Copilot — Em uma correção que expõe a tensão entre funcionalidade e segurança, a Microsoft liberou um patch que fecha a vulnerabilidade apelidada de CoSnitch, um conjunto de falhas que permitia a exfiltração de dados com um único clique e memória persistente infectada.
- Flash resumo: CoSnitch combinava execução automática via URL, exfiltração por URL-fetch e envenenamento de memória; a notificação inicial ocorreu em 31 de dezembro e o conserto final foi aplicado apenas recentemente.

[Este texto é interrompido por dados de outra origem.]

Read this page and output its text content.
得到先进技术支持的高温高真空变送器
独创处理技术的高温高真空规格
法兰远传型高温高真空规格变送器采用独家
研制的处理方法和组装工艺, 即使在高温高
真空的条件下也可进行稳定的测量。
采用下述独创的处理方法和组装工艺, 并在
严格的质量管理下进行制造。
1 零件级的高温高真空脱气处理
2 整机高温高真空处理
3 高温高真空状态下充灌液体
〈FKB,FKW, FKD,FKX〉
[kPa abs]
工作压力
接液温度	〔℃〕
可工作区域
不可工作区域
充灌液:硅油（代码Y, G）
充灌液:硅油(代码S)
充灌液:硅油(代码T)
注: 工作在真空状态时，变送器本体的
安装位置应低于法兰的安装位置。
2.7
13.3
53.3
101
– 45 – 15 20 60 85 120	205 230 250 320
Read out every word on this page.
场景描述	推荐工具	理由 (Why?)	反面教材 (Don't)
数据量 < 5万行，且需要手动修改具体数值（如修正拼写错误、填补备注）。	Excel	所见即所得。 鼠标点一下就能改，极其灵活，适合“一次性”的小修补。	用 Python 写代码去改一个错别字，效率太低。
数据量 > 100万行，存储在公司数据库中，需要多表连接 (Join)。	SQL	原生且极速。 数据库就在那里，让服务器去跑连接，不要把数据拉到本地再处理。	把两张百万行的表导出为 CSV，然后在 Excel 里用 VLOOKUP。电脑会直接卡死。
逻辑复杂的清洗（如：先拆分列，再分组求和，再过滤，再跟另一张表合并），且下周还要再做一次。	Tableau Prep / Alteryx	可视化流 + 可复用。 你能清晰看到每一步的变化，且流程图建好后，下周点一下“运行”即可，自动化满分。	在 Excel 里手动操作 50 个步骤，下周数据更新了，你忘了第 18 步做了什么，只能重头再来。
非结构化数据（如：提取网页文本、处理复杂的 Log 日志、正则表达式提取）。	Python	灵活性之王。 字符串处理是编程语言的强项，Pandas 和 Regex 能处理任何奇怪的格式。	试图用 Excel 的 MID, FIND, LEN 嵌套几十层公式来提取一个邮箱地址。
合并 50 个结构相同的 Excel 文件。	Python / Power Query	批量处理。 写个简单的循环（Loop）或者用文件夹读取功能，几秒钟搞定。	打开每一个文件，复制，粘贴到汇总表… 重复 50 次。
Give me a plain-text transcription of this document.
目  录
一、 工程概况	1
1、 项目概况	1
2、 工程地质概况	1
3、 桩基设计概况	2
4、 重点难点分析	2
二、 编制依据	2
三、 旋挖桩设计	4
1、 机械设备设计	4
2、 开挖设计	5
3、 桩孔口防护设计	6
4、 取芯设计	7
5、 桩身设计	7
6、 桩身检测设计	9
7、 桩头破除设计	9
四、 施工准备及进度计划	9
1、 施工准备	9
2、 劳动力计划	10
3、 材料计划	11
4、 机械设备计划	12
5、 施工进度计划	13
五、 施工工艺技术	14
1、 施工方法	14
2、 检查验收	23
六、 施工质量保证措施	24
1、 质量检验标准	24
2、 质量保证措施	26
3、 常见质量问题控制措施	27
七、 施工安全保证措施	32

Como a falha CoSnitch explorava o Copilot
O CoSnitch aproveitava três comportamentos do Copilot que, juntos, transformavam uma página maliciosa em ferramenta de roubo de dados. Primeiro, um parâmetro de URL permitia executar prompts automaticamente ao carregar a página — sem clique ou confirmação do usuário.
Depois, prompts injetados podiam consultar apps conectados (Gmail, Drive, Calendar, OneDrive), codificar resultados em uma URL e exfiltrar essas informações via a capacidade de URL-fetch do Copilot para um webhook controlado pelo atacante.
“Nossos clientes já estão protegidos e não precisam tomar nenhuma ação. Atualizamos continuamente nossas barreiras para fortalecer as proteções contra técnicas similares.”
Por que a correção demorou e o risco para ambientes corporativos
A falha foi reportada em 31 de dezembro; uma mitigação parcial que bloqueou a execução automática foi implementada em 1º de fevereiro, mas a correção completa só foi concluída na semana do patch final. O problema recebeu a designação CVE-2026-24301 e foi classificado como crítica.
Além do impacto imediato, há preocupação sobre a unificação de experiências Copilot (preparada pela Microsoft), porque instâncias pessoais podem coexistir em ambientes corporativos, ampliando o risco. Esta é a terceira vulnerabilidade reportada neste ano que explora o mesmo padrão de “um clique” para exfiltrar dados.
O que você acha? Você acredita que empresas deveriam desativar instâncias pessoais do Copilot ou limitar conectores até que a mitigação completa seja verificada? Para acompanhar mais, acesse nossa editoria.
Perguntas Frequentes
O que é a falha CoSnitch e como ela afetou o Copilot?
A falha CoSnitch afetou o Copilot combinando três vetores que permitiam exfiltrar dados com “um clique”. A exploração usava um parâmetro ?q= para executar prompts automaticamente, roubava conteúdo de Gmail/Drive/OneDrive via URL-fetch e gravava instruções maliciosas na memória persistente do Copilot.
Quando a Microsoft foi informada sobre CoSnitch e quando a correção foi aplicada?
A Microsoft recebeu a notificação em 31 de dezembro e implementou uma mitigação parcial em 1º de fevereiro que bloqueou a execução automática; a correção completa associada ao CVE-2026-24301 só foi liberada recentemente, meses depois da divulgação inicial.
Quais vetores exatos o CoSnitch combinou para roubar dados do Copilot?
O CoSnitch combinou três vetores: execução automática de prompt via parâmetro de URL, exfiltração usando a função de URL-fetch para enviar dados de Gmail/Drive/Calendar/OneDrive a um webhook, e envenenamento de memória persistente por meio da sumarização de páginas web.
O CVE-2026-24301 resolve todas as consequências do CoSnitch?
O CVE-2026-24301 identifica a falha como crítica e cobre as correções finais publicadas pela Microsoft, mas uma mitigação parcial já havia sido feita em 1º de fevereiro; analistas alertam que aspectos como memória persistente exigem validação contínua em ambientes reais.
Como as empresas devem reagir ao risco exposto pela CoSnitch no Copilot?
Organizações que usam Copilot devem revisar conectores OAuth e políticas de acesso a Gmail/Drive/OneDrive, restringir instâncias pessoais vinculadas a contas corporativas e considerar medidas temporárias, incluindo a desativação de Copilot em dispositivos de alto risco até confirmar a eficácia do patch.